The Communication Complexity of Distributed Set-Joins

When: Friday, November 18, 2016
Where: PGH 563
Time: 11:00 AM

Speaker: Dr. Qin Zhang, Indiana University

Host: Dr. Gopal Pandurangan

Given two collections of sets A = {A_1, ..., A_m} and B = {B_1, ..., B_m} where A_i, B_j are subsets of {1, ..., n}, and a predicate P, the problem of distributed set-joins is to find all pairs (A_i, B_j) such that P(A_i, B_j) is true. P can be the equivalence test, or the intersection test, etc. Assuming A and B are stored at two different sites in a distributed environment, we study the (randomized) communication complexity of set-joins, as well as the (randomized) communication complexity of computing the exact and approximate value of the join size. Combined, our analyses shed new insights into the quantitative differences between these different set-joins. Furthermore, given the close affinity of the natural join and the set-intersection-not-empty join, our results also yield communication complexity results for computing the natural join in a distributed environment.
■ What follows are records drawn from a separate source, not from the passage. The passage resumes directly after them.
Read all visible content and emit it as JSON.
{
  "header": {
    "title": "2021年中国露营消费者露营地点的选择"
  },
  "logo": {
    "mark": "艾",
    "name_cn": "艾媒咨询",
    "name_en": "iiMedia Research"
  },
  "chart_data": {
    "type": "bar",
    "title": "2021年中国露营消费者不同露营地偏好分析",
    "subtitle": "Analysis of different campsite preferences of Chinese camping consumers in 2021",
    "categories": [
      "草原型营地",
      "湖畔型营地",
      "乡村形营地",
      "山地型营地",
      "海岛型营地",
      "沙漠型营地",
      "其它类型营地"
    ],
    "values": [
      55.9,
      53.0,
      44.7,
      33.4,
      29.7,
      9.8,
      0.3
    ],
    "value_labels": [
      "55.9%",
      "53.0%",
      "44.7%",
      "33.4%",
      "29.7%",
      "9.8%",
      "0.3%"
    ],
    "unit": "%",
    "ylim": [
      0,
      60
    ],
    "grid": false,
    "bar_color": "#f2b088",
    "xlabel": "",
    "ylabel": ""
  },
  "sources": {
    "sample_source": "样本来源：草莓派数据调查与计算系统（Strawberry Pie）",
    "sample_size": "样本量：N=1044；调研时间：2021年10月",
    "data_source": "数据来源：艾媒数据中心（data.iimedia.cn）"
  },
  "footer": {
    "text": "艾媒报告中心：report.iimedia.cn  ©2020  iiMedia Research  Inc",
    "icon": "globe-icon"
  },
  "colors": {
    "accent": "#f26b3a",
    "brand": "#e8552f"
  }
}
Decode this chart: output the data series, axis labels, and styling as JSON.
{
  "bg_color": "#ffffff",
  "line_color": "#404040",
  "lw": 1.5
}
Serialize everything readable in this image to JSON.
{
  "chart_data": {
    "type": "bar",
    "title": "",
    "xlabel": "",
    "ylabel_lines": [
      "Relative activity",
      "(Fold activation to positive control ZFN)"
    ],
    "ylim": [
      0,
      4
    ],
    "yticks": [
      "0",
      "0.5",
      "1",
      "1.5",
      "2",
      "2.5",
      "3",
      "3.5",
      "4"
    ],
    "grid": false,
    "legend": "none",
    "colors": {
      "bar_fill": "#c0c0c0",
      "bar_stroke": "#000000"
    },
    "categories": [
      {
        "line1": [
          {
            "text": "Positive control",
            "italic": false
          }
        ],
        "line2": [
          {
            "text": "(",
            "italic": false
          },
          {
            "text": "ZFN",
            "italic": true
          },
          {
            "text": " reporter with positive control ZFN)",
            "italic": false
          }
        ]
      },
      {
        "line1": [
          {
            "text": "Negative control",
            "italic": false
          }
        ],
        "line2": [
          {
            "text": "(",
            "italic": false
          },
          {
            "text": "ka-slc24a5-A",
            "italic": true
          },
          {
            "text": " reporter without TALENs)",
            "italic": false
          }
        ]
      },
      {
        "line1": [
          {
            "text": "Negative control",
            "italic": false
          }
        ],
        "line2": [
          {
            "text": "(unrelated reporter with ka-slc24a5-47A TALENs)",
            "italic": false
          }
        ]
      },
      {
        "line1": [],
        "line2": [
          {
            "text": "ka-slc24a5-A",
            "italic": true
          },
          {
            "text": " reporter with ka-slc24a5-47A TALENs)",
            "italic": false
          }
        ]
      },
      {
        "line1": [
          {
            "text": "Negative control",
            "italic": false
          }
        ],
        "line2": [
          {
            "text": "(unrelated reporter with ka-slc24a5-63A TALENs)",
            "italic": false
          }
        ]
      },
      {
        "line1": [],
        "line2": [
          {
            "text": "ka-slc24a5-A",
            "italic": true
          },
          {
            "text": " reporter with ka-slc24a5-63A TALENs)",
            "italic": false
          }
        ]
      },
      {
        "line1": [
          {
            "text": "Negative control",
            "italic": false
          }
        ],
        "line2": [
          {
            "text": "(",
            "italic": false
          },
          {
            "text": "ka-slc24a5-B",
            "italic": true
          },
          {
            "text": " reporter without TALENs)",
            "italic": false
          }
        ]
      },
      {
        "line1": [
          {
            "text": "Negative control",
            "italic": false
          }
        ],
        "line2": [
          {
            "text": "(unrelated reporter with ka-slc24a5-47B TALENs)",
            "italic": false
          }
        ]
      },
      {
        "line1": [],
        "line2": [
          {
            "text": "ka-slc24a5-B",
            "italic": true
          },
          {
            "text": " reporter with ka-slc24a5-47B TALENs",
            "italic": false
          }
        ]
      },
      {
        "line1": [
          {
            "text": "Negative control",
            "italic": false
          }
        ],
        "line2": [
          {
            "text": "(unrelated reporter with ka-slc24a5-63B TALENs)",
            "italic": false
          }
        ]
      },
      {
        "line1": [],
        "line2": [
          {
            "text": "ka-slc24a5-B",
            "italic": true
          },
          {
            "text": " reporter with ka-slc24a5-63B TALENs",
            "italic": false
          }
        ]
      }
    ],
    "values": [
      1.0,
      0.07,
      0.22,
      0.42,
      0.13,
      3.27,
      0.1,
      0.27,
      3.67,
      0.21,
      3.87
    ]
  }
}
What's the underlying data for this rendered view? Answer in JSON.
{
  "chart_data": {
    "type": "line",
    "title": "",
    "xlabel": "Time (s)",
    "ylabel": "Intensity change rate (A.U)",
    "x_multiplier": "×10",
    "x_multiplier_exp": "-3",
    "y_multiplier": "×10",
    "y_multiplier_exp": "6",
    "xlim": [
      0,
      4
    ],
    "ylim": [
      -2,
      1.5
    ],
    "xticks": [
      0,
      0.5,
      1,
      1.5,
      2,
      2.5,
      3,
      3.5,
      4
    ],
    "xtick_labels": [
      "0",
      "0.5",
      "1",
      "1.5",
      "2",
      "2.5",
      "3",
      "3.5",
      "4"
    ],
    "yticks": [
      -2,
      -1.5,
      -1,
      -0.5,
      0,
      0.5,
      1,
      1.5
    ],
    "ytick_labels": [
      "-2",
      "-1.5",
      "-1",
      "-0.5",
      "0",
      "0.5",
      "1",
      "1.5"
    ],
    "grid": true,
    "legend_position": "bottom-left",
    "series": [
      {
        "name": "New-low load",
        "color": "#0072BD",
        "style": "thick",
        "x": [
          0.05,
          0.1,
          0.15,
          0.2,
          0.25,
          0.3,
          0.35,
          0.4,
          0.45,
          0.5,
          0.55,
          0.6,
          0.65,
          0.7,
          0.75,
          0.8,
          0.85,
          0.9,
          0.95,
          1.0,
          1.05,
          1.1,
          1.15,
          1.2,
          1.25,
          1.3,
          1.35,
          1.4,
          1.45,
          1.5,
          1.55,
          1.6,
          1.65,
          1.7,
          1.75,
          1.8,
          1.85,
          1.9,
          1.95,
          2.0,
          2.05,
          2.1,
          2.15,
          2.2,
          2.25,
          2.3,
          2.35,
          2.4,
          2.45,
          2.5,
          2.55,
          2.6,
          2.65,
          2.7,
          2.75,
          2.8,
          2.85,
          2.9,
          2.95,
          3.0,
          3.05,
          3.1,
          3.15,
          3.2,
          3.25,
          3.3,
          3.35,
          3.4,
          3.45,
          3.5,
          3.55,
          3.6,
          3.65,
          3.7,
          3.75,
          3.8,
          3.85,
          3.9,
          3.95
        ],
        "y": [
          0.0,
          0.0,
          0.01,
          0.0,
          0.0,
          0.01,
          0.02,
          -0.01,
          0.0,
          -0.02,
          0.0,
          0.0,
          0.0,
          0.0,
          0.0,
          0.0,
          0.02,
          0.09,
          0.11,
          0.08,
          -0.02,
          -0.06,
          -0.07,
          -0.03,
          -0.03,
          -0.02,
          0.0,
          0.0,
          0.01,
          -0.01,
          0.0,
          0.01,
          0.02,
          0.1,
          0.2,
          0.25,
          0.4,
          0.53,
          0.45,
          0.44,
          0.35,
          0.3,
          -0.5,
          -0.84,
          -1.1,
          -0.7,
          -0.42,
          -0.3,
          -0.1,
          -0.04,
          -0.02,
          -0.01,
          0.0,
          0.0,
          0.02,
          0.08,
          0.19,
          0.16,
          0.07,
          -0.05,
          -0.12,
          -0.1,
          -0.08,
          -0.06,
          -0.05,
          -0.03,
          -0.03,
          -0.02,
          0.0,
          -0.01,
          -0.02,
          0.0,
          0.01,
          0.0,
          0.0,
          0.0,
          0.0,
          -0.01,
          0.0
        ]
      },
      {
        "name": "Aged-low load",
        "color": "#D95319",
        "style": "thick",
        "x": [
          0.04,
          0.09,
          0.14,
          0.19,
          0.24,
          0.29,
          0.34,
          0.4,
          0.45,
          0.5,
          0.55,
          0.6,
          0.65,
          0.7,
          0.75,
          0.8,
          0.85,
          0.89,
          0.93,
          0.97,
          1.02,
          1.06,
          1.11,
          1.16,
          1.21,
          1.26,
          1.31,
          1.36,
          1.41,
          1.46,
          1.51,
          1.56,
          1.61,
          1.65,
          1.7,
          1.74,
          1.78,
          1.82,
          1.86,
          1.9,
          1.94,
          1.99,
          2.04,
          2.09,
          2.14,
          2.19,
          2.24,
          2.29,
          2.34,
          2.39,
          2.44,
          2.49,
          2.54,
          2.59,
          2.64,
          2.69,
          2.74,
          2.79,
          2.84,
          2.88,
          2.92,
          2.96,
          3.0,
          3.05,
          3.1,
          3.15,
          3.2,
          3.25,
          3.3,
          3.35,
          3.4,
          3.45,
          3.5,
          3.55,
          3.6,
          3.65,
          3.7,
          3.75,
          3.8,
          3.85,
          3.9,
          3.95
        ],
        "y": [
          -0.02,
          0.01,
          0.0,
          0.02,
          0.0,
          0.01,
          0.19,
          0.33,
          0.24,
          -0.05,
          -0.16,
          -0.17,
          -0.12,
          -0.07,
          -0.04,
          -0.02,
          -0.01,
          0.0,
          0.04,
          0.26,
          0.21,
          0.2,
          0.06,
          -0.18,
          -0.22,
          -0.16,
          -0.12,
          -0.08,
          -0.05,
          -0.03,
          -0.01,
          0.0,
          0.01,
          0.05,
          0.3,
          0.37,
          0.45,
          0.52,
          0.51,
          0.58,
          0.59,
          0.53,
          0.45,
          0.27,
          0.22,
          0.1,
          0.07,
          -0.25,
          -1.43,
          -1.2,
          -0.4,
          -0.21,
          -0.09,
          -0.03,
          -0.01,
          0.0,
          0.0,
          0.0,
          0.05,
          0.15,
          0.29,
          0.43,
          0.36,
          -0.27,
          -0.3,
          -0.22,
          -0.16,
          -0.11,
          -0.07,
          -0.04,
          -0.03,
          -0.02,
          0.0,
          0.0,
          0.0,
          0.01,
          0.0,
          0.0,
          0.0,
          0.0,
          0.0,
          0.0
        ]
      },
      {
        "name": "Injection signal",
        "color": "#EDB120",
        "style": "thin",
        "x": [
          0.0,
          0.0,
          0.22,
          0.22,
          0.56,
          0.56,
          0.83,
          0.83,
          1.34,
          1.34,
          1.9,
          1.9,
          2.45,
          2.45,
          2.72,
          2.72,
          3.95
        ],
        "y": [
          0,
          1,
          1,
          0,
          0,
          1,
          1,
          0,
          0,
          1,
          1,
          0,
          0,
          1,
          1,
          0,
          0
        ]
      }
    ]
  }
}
For more details see, http://homes.soic.indiana.edu/qzhangcs/papers/pods15-join.pdf.

Bio:

Qin Zhang is an assistant professor at the Indiana University Bloomington.  He received a B.S. degree from Funda University and a Ph.D. from Hong Kong University of Science and Technology. He also spent a few years as a post-doc at the Theory Group of IBM Almaden Research Center, and the Center for Massive Data Algorithmics at Aarhus University. He is interested in algorithms for big data, in particular, data stream algorithms, sublinear algorithms, algorithms on distributed data; I/O-efficient algorithms, data structures, database algorithms and communication complexity.